1961’DE KÜBA’YI SOSYALİST DEVLET İLAN ETTİ
Fidel 1961 yılındaki bu karanlık olaydan sonra Küba’yı sosyalist devlet olarak ilan etti. Soğuk savaşın en şiddetli günleriydi. ABD, Küba ile ticari ilişkilerini kesti; Küba ise Sovyetler Birliği ile bu ülkede rejimin yıkılacağı 1991 yılına kadar sıcak ilişkilerini sürdürdü.
1962 yılındaki füze krizi ise, dünyayı bir nükleer savaşın eşiğine getirdi. Zira Küba’ya Sovyet füzelerinin konuşlandırılması için iki ülke arasında gizli bir anlaşma imzalandığı ortaya çıktı.

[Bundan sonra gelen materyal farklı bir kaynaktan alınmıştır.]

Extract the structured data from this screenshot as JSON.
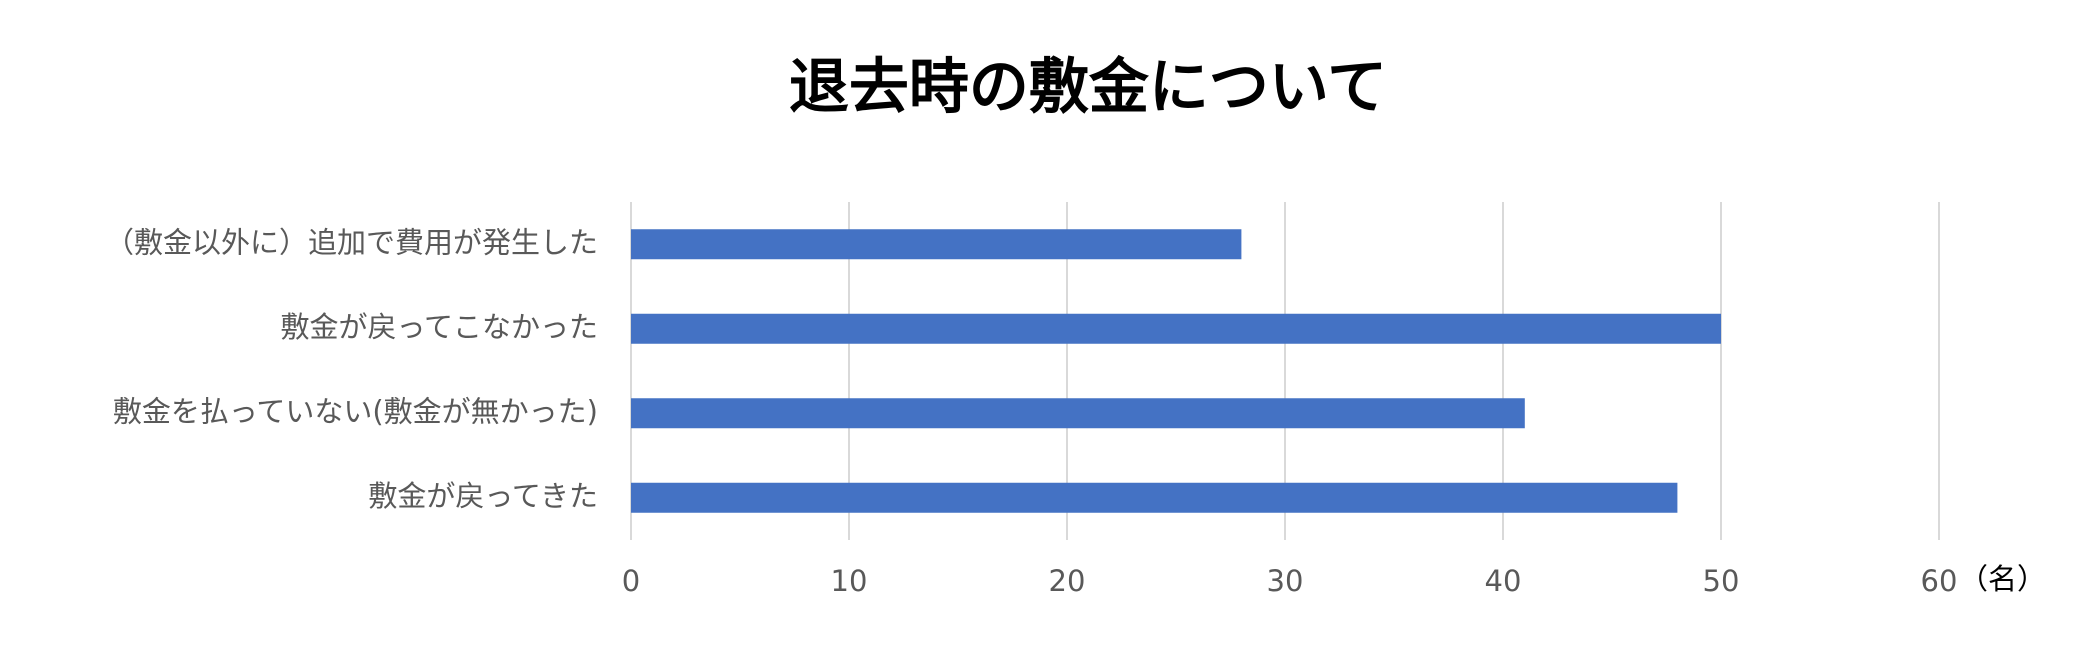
{
  "chart_data": {
    "type": "bar",
    "orientation": "horizontal",
    "title": "退去時の敷金について",
    "categories": [
      "（敷金以外に）追加で費用が発生した",
      "敷金が戻ってこなかった",
      "敷金を払っていない(敷金が無かった)",
      "敷金が戻ってきた"
    ],
    "values": [
      28,
      50,
      41,
      48
    ],
    "color": "#4472c4",
    "xlim": [
      0,
      60
    ],
    "xticks": [
      0,
      10,
      20,
      30,
      40,
      50,
      60
    ],
    "x_label": "（名）",
    "grid": true
  }
}
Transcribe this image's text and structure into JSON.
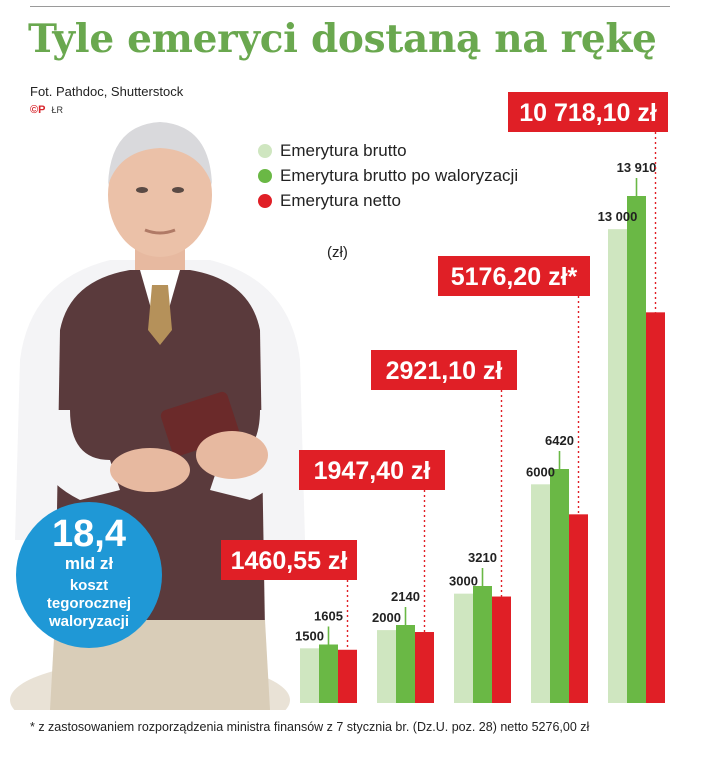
{
  "header": {
    "title": "Tyle emeryci dostaną na rękę",
    "photo_credit": "Fot. Pathdoc, Shutterstock",
    "copyright_mark": "©P",
    "author_initials": "ŁR"
  },
  "bubble": {
    "value": "18,4",
    "unit": "mld zł",
    "desc_line1": "koszt",
    "desc_line2": "tegorocznej",
    "desc_line3": "waloryzacji"
  },
  "colors": {
    "brutto": "#cfe6c0",
    "brutto_waloryzacja": "#6ab845",
    "netto": "#e01f26",
    "accent_blue": "#1f98d6",
    "title_green": "#6aa84f"
  },
  "footnote": "* z zastosowaniem rozporządzenia ministra finansów z 7 stycznia br. (Dz.U. poz. 28) netto 5276,00 zł",
  "chart_data": {
    "type": "bar",
    "unit": "(zł)",
    "series": [
      {
        "name": "Emerytura brutto",
        "values": [
          1500,
          2000,
          3000,
          6000,
          13000
        ],
        "labels": [
          "1500",
          "2000",
          "3000",
          "6000",
          "13 000"
        ]
      },
      {
        "name": "Emerytura brutto po waloryzacji",
        "values": [
          1605,
          2140,
          3210,
          6420,
          13910
        ],
        "labels": [
          "1605",
          "2140",
          "3210",
          "6420",
          "13 910"
        ]
      },
      {
        "name": "Emerytura netto",
        "values": [
          1460.55,
          1947.4,
          2921.1,
          5176.2,
          10718.1
        ],
        "labels": [
          "1460,55 zł",
          "1947,40 zł",
          "2921,10 zł",
          "5176,20 zł*",
          "10 718,10 zł"
        ]
      }
    ],
    "ylim": [
      0,
      13910
    ]
  }
}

Nükleer başlık taşıyan Sovyet füzeleri, 145 kilometre uzaklıktaki ABD’ye, Amerikan füzeleri de Küba’ya çevrilmişti. Sovyetler’in füzeleri geri çekmeyi kabul etmesiyle savaşın eşiğinden dönüldü ama ABD ile Küba arasındaki kavga, günümüze kadar süregeldi.
’80 YILDA 600 SUİKAST GİRİŞİMİ’
Fidel Castro, 600 suikast girişiminden kurtulduğunu iddia ediyor. Ona göre, ABD ajanları ve ABD’nin desteklediği Kübalı muhalifler, kendisini defalarca öldürmeye çalıştı.

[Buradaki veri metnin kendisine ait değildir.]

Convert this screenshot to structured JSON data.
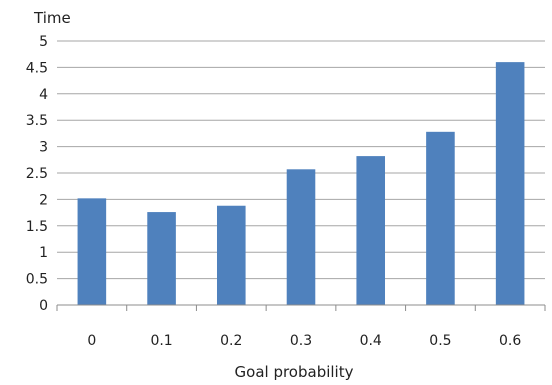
{
  "chart_data": {
    "type": "bar",
    "title": "",
    "xlabel": "Goal probability",
    "ylabel": "Time",
    "categories": [
      "0",
      "0.1",
      "0.2",
      "0.3",
      "0.4",
      "0.5",
      "0.6"
    ],
    "series": [
      {
        "values": [
          2.02,
          1.76,
          1.88,
          2.57,
          2.82,
          3.28,
          4.6
        ],
        "color": "#4f81bd"
      }
    ],
    "ylim": [
      0,
      5
    ],
    "yticks": [
      "0",
      "0.5",
      "1",
      "1.5",
      "2",
      "2.5",
      "3",
      "3.5",
      "4",
      "4.5",
      "5"
    ],
    "grid": true,
    "legend": "none"
  }
}
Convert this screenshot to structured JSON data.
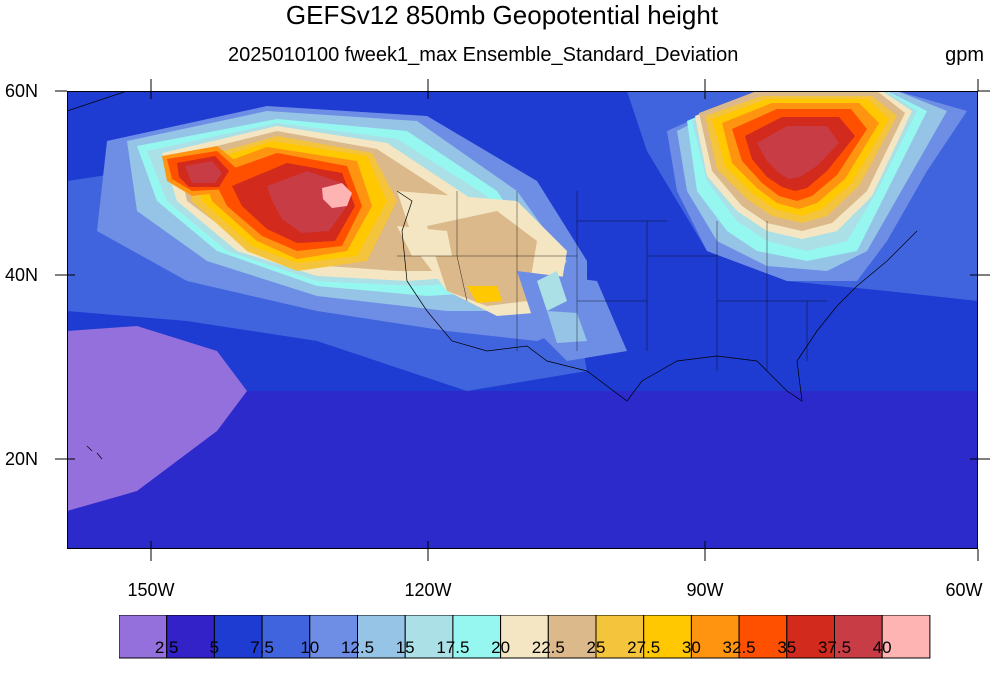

Son açıklamalarından birinde, “80 yaşıma geldiğim için mutluyum. Bunu hiç tahmin etmiyordum. Üstelik, dünyanın en büyük gücü her gün sizi öldürmeye çalışırken” diyordu.
Castro, yüzbinlerce Kübalı’nın dinlediği 3-4 saat süren uzun konuşmalarıyla da hatırlanacak. ABD’ye kafa tutmaktan asla vazgeçmeyen Castro’nun konuşmalarında bunun izlerini görmek mümkün.
Sözgelimi ülkesinin ABD tarafından işgali olasığılı gündeme getirildiğinde hala adeta aslan kesiliyor. “Ülkemi savunma adına ölümüne savaşmak için en ön sırada yer alırım”, “Bizi hiçbir şey durduramaz. zafer bizim olacak” diyen Fidel, yıllar boyunca devrime olan inancında da hiçbir şey kaybetmedi.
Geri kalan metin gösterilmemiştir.